Neu ist die Taste »Option« auf der Fernbedienung, die ein kontext-sensitives Menü im laufenden Programm startet.

Nimmt man den Oppo in Betrieb, startet er mit seinem Home-Menü zur Auswahl der Medien und einer Reihe bunter Logos bereits eingebauter Streaming-Dienste. Von denen lassen sich in Deutschland allerdings derzeit nur die Internetradios und Youtube nutzen, die anderen Video-Anbieter lizenzieren bislang ihre Dienste hierzulande (noch) nicht. Schade eigentlich, denn schon an den separaten Tasten für Netflix und Vudu lässt sich deren Popularität in der Heimat des Oppos ablesen. Immerhin hat es Netflix schon nach Europa geschafft, wenn auch nur bis England.

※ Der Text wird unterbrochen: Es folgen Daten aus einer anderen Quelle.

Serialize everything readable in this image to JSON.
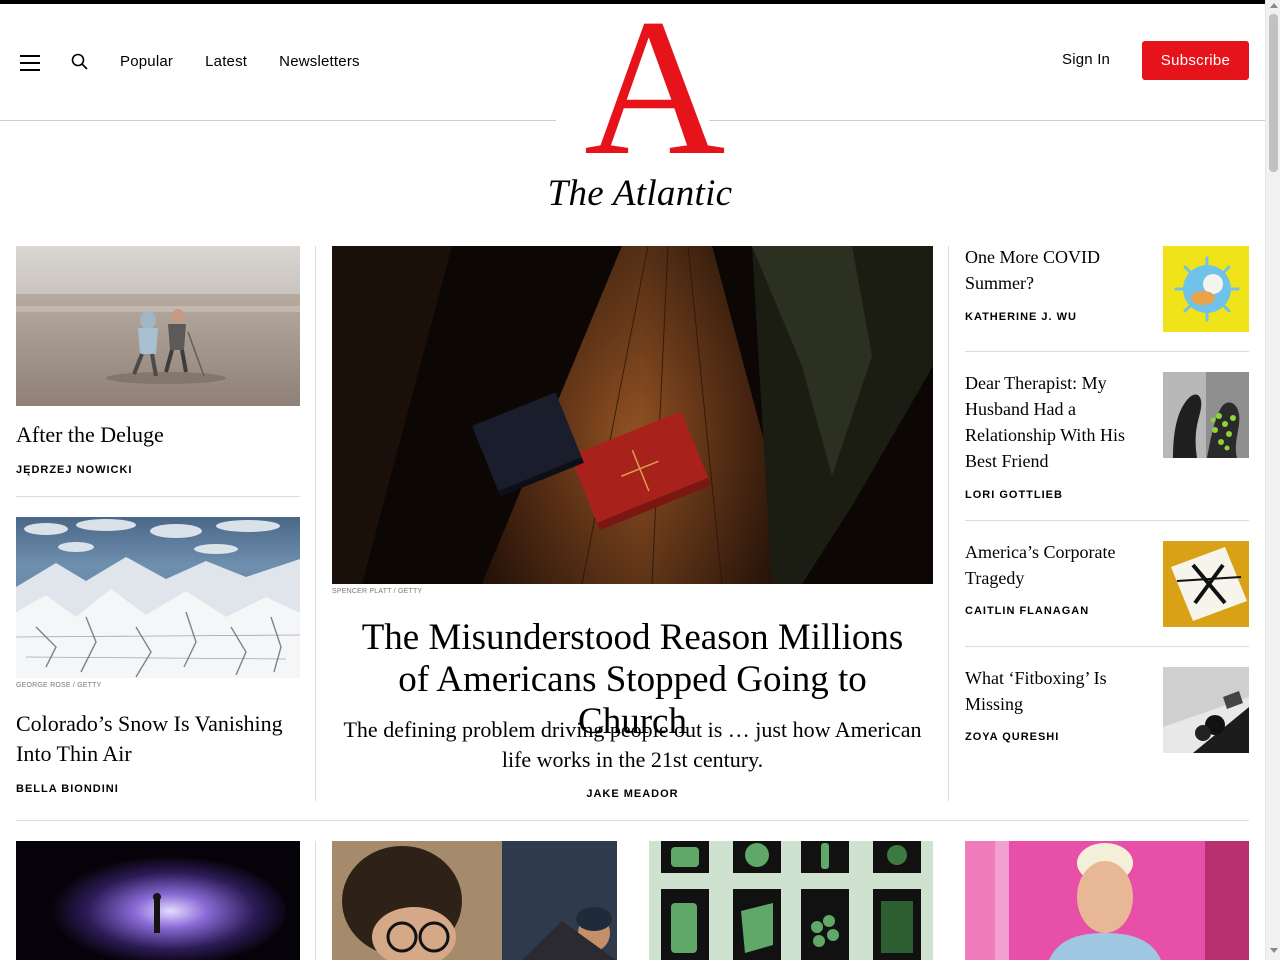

Das Konfigurationsmenü gleicht in fast allen Punkten den Vorgängergeräten. Hinzugekommen sind einige Einstellungen für 3D wie die Wandlung von 2D- in 3D-Signale. Die zwei HDMI-Ausgänge lassen sich wahlweise parallel betreiben oder nach Audio und Video separieren. Das erlaubt es, den Ton an den Verstärker zu senden und das Bild ohne Umwege zum Display oder Projektor zu schicken. So lassen sich AV-Verstärker nutzen, deren Video-Fähigkeiten nicht denen des Players entsprechen, weil sie noch keine 3D-Signale verstehen oder (künftig relevant) keine UHD-Video-Auflösung hindurch leiten können. Wer noch Spielfilme auf DVDs nach amerikanischen NTSC-Standard besitzt, wird sich über die Wiedereinführung der möglichen Umsetzung auf 24p für diese Discs freuen, was ein ruckelfreies Bild ermöglicht wie von Blu-ray. Wie zuvor lässt sich praktischerweise das Setup-Menü jederzeit, auch während eines laufenden Films, einblenden und verwenden. Neu ist die Taste »Option« auf der Fernbedienung, die ein kontext-sensitives Menü im laufenden Programm startet, das die gängigsten Einstellungen aufrufen lässt, die man während der Wiedergabe benötigt – inklusive der pfiffigen Möglichkeit, die vertikale Position der Untertitel verschieben zu können.

Kaum ein Player ist aktuell …

… so universell verwendbar wie die Geräte von Oppo, das gilt vor allem auf der analogen Seite. Die ist nicht nur aufwendig beschaltet. Ein komplettes Bassmanagement, das manchem AV-Verstärker gut zu Gesicht stünde, ermöglicht nun wirklich jede exotische und gewöhnliche Lautsprecherkonfiguration mit flexibel einstellbaren Pegeln, Laufzeiten und Übergangsfrequenzen. Die Volumeregelung, mit eigenen Tasten auf der Fernbedienung, sorgt auf Wunsch für eine feinfühlige Lautstärkeregelung mit 0,5-dB-Schritten. Ferner erlaubt sie eine exakte Pegelanpassung und sogar ganz puristisch das direkte Ansteuern von Aktivlautsprechern oder Endstufen. Ein Tastendruck auf »Pure Audio« schaltet sämtliche möglichen Hochfrequenz-Störenfriede der Video-Sektion temporär ab.

Der praktische Test im Kino demonstrierte, wie nicht anders zu erwarten, eine hervorragende Bildqualität von DVD und Blu-ray Disc. Das Bild zeigte sich stets knackscharf, dabei ruhig und wirkte verblüffend plastisch, selbst von DVD. In der Tat ließen sich gut gemasterte DVDs ohne direkten Vergleich erst auf den zweiten Blick von Blu-rays unterscheiden. Kompliment. Ein Quercheck mit Testbildern und -sequenzen bestätigte das harmonische Zusammenspiel von Decoder, De-Interlacer und Scaler. Auch integriert Oppo nun wirklich alle Audio-Decoder, die vorkommen können, selbst so Exotisches wie DTS 96/24, das einige Musik-DVDs gut klingen lässt. Der neue Chipsatz decodiert nun auch DTS-HD Master Audio intern mit bis zu 192 Kilohertz, was bisher nur mit 96 Kilohertz ging.